Nur hilfsweise weist der Senat darauf hin, dass auch den vorgelegten - nicht amtlichen - Berichten und Bescheinigungen nicht zweifelsfrei entnommen werden kann, dass eine Internatsunterbringung unabdingbar notwendig war. So hat die Therapeutin … in ihrem Abschlussbericht vom 12.08.1998 ausgeführt, die Resultate verschiedener Test hätten zu dem Entschluss der Mutter und zu ihrer Empfehlung beigetragen, „den Jungen nach Möglichkeit ihrer fachlich versierten Schule und ihrem Internat anzuvertrauen“. Der Kinder- und Jugendpsychiater … hat in seinem Bericht vom 04.12.1998 dargelegt, er halte „die von der Mutter angestrebte Lösung einer Beschulung in einer entsprechenden Einrichtung …… für eine der weiteren Entwicklung durchaus zuträgliche Lösung“. Der Senat vermag daraus nicht zweifelsfrei zu entnehmen, dass die Internatsunterbringung zwingend notwendig und eine Behandlung in anderer Form ohne Erfolgsaussicht war.

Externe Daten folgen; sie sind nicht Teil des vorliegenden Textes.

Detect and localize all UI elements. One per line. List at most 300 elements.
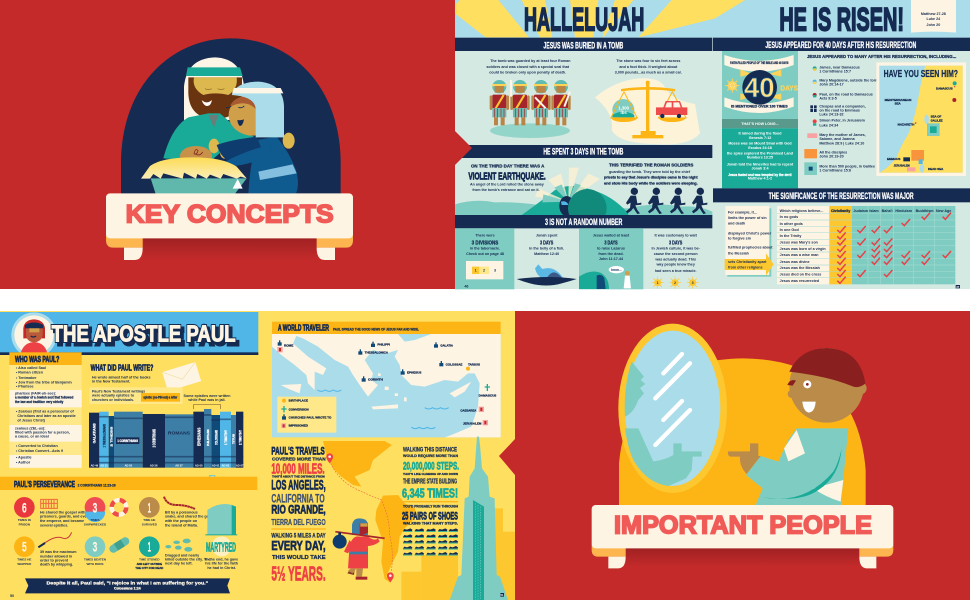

Abschließend weist der Senat noch darauf hin, dass sich die geltend gemachten Aufwendungen ohnehin nur insoweit steuerlich ausgewirkt hätten, als diese der Höhe nach die nach § 33 Abs. 3 EStG zu berechnende zumutbare Belastung überschritten haben.

Nach alledem war die Klage mit der Kostenfolge aus § 135 Abs. 1 Finanzgerichtsordnung abzuweisen.